The fossils were found below a sandstone layer. Using the argon-argon radioactive dating method, their age was determined to be younger than 3.46 million years, said co-author Dr. Beverly Saylor of Case Western Reserve University. “Nearby fossils of fish, crocodiles and turtles, and physical and chemical characteristics of sediments show the environment was a mosaic of river and delta channels adjacent to an open woodland of trees and bushes,” said Saylor. “This fits with the fossil, which strongly indicates a hominin adapted to living in trees, at the same time ‘Lucy’ was living on land.”
2ndary Source:-

http://www.sciencedaily.com/releases...0328135930.htm

original paper [abstract only ] :

Haile-Selassie, Y., B. Z. Saylor, et al. (2012). "A new hominin foot from Ethiopia shows multiple Pliocene bipedal adaptations." Nature 483(7391): 565-569.
Quote:
A newly discovered partial hominin foot skeleton from eastern Africa indicates the presence of more than one hominin locomotor adaptation at the beginning of the Late Pliocene epoch.

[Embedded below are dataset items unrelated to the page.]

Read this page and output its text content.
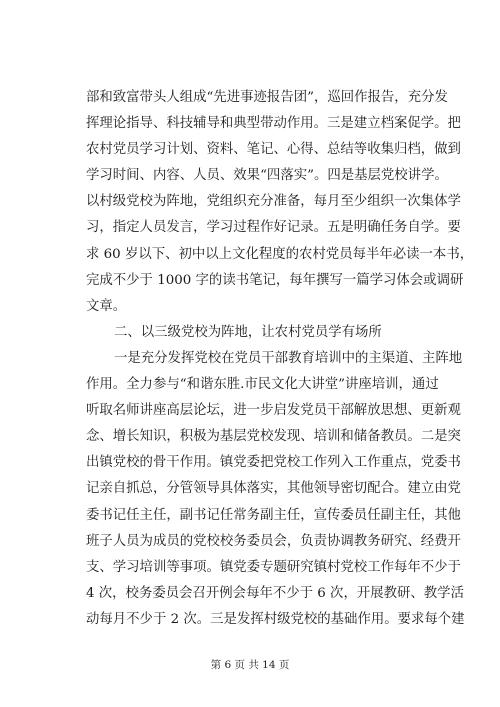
部和致富带头人组成“先进事迹报告团”，巡回作报告，充分发
挥理论指导、科技辅导和典型带动作用。三是建立档案促学。把
农村党员学习计划、资料、笔记、心得、总结等收集归档，做到
学习时间、内容、人员、效果“四落实”。四是基层党校讲学。
以村级党校为阵地，党组织充分准备，每月至少组织一次集体学
习，指定人员发言，学习过程作好记录。五是明确任务自学。要
求 60 岁以下、初中以上文化程度的农村党员每半年必读一本书，
完成不少于 1000 字的读书笔记，每年撰写一篇学习体会或调研
文章。
二、以三级党校为阵地，让农村党员学有场所
一是充分发挥党校在党员干部教育培训中的主渠道、主阵地
作用。全力参与“和谐东胜.市民文化大讲堂”讲座培训，通过
听取名师讲座高层论坛，进一步启发党员干部解放思想、更新观
念、增长知识，积极为基层党校发现、培训和储备教员。二是突
出镇党校的骨干作用。镇党委把党校工作列入工作重点，党委书
记亲自抓总，分管领导具体落实，其他领导密切配合。建立由党
委书记任主任，副书记任常务副主任，宣传委员任副主任，其他
班子人员为成员的党校校务委员会，负责协调教务研究、经费开
支、学习培训等事项。镇党委专题研究镇村党校工作每年不少于
4 次，校务委员会召开例会每年不少于 6 次，开展教研、教学活
动每月不少于 2 次。三是发挥村级党校的基础作用。要求每个建
第 6 页 共 14 页
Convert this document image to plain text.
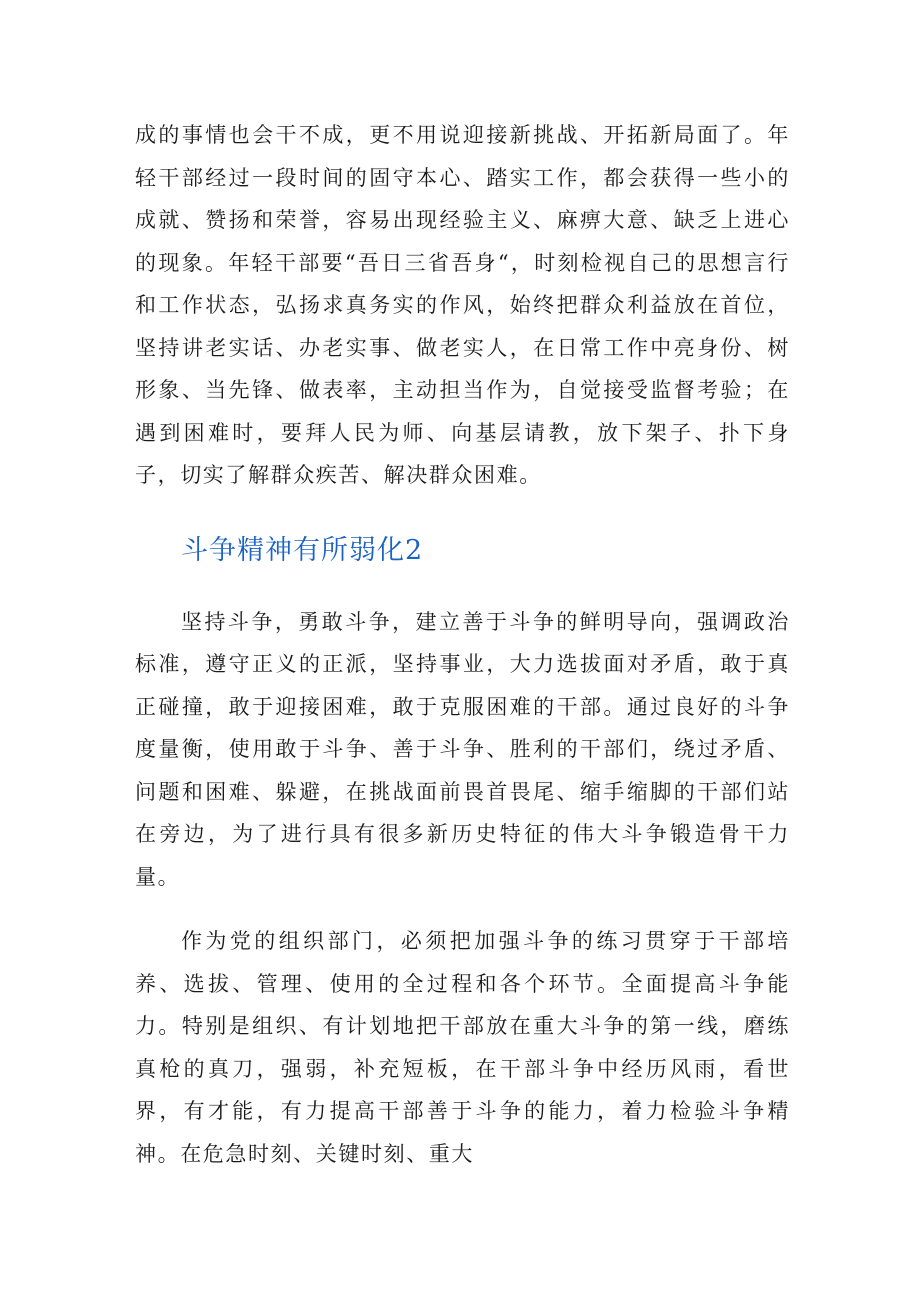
成的事情也会干不成，更不用说迎接新挑战、开拓新局面了。年轻干部经过一段时间的固守本心、踏实工作，都会获得一些小的成就、赞扬和荣誉，容易出现经验主义、麻痹大意、缺乏上进心的现象。年轻干部要“吾日三省吾身“，时刻检视自己的思想言行和工作状态，弘扬求真务实的作风，始终把群众利益放在首位，坚持讲老实话、办老实事、做老实人，在日常工作中亮身份、树形象、当先锋、做表率，主动担当作为，自觉接受监督考验；在遇到困难时，要拜人民为师、向基层请教，放下架子、扑下身子，切实了解群众疾苦、解决群众困难。

斗争精神有所弱化2

坚持斗争，勇敢斗争，建立善于斗争的鲜明导向，强调政治标准，遵守正义的正派，坚持事业，大力选拔面对矛盾，敢于真正碰撞，敢于迎接困难，敢于克服困难的干部。通过良好的斗争度量衡，使用敢于斗争、善于斗争、胜利的干部们，绕过矛盾、问题和困难、躲避，在挑战面前畏首畏尾、缩手缩脚的干部们站在旁边，为了进行具有很多新历史特征的伟大斗争锻造骨干力量。

作为党的组织部门，必须把加强斗争的练习贯穿于干部培养、选拔、管理、使用的全过程和各个环节。全面提高斗争能力。特别是组织、有计划地把干部放在重大斗争的第一线，磨练真枪的真刀，强弱，补充短板，在干部斗争中经历风雨，看世界，有才能，有力提高干部善于斗争的能力，着力检验斗争精神。在危急时刻、关键时刻、重大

Here we show that new pedal elements, dated to about 3.4 million years ago, belong to a species that does not match the contemporaneous Australopithecus afarensis in its morphology and inferred locomotor adaptations, but instead are more similar to the earlier Ardipithecus ramidus in possessing an opposable great toe. This not only indicates the presence of more than one hominin species at the beginning of the Late Pliocene of eastern Africa, but also indicates the persistence of a species with Ar. ramidus-like locomotor adaptation into the Late Pliocene.